Когда дети подросли

Просковья Кац-Хасанова
Ирина Митрофановна тревожно всматривалась в темное окно из-под тяжелой опадающей шторы. Свет она предпочитала при этом выключить. В темноте ей было довольно неуютно, но так она оставалась незаметной для улицы. За два часа, что были потрачены на тревожное ожидание, ноги, плечи и шея начали неметь до боли. Спасала решительность мужа, который заметив ее отсутствие, подходил и оттаскивал, молча за руку. Разговаривали они за день до этого. Спорили, ругались. Муж обычно над ней посмеивался, но в данном случае проявил принципиальность: дочь пойдет на школьную дискотеку и точка! На работе Ирину Митрофановну считали уравновешенной и спокойной. Но, стоило зайти разговорам о детях, настроение ее моментально менялось, как погода весной. Вроде  тепло и солнышко нежно пробивается, и тут же, без причины, небо затягивается тучами и холодит неспокойный ветер. Тревожность накапливалась в Ирине Митрофановне со скоростью наливающейся рюмки, лицо ее белело. Она начинала перечислять коллегам опасности, которые могут грозить сейчас ее детям. Потом беспорядочно начинала ходить между столами и заламывать ухоженные пальцы. Все привыкли к такой переменчивости, останавливать не пытались, продолжая обычные дела. Заканчивалось все звонками домой, в музыкальную школу или в секретариат гимназии, в зависимости от того, где сын с дочкой должны были находиться. Ирина Митрофановна моментально успокаивалась. Также быстро, как и заводилась. Эти чудачества были единственным недостатком милой, открытой и в остальном идеальной женщины.

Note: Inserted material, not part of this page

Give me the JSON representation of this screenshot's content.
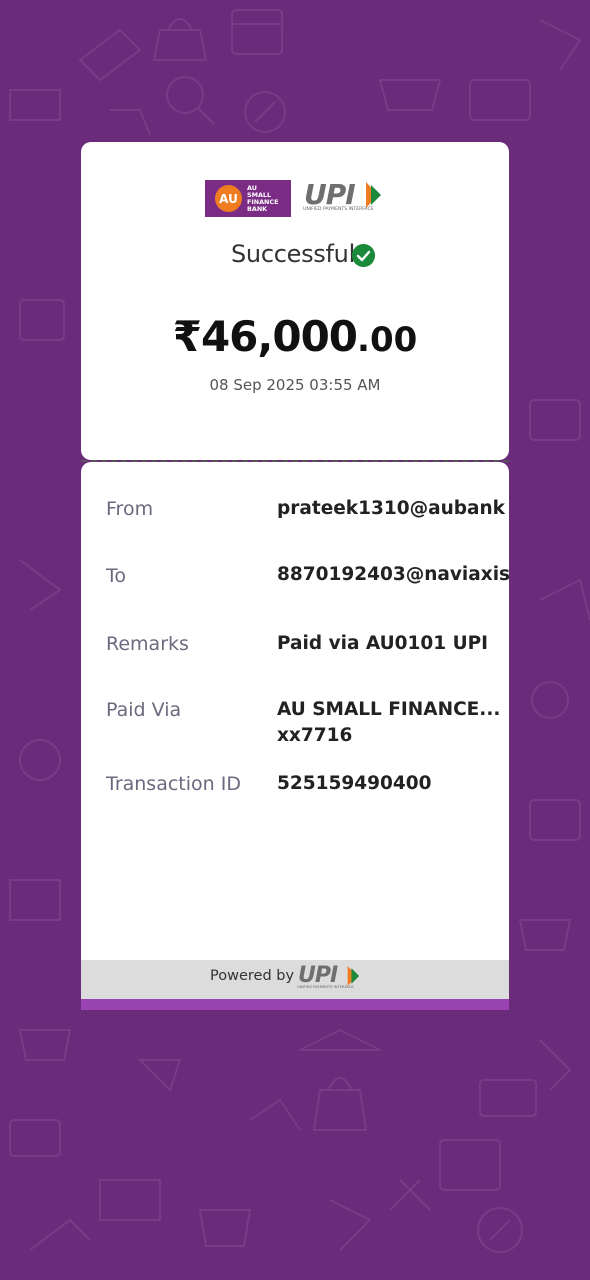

Деревенея у запертого окна, она старалась крепиться, воспроизводила как радио лекторский голос мужа, что «свою трусливость нужно лечить, а отпрыски должны жить собственной нормальной свободной жизнью», что «на все в конце концов воля божья», и поэтому родителям остается «верить в свое воспитание и доверять детям». Чем дольше  вникала она в смысл слов, тем сильнее начинало ее трясти. Пришел муж, тихо, чтобы не услышал сын, отругал, надавал по щекам и остудил холодной водой. Ирину Митрофановну отпустило. Выпив для успокоения валерианки, она отправилась спать, чем вызвала восхищение супруга, который тут же пообещал незаметно проводить дочь от школы. Сын за компьютером ничего не слышал. Ирина Митрофановна зашла пожелать спокойной ночи и опять разнервничалась до боли в голове. Мальчик с утробным рыком резал и взрывал, его нарисованные боевые машины старались проехаться по телам поверженных врагов. Она хотела сказать, что так нельзя, что неправильно убивать. Даже на экране! Силы покинули ее. Горло онемело. Ирина Митрофановна поняла, что уже не справляется. На автомате вышла она на кухню. Драить и мыть было нечего. Муж уже ушел. Яркая лампа била в ее лицо. Она опустилась на стул и стала вспоминать.
Вечер. Двор школы. Бесшабашная пацанка заводит стайку ровесников «на слабо». Не в первый раз. Уже были разбитые окна, украденная из ларька газировка, драка с соседней школой. Запуганная учительница музыки (не из-за себя, из-за сына) подтверждает поздние занятия флейтой. В пожарном шкафчике дожидается футляр с инструментом и сменная одежда, в которой вышла из дома. В этот день случилось что-то не то. В Ирину память на всю жизнь впечатались хруст от ломающихся костей и мертвые глаза незнакомой девчонки. Мама утром спросила, в чем она так умудрилась испачкать новые кожаные ботинки, что пятна на них не отмываются?
Класс флейты Ира закончила на «отлично». На улицу без дела больше не показывалась. Жизнь шла дальше своим чередом. Пока дети не подросли.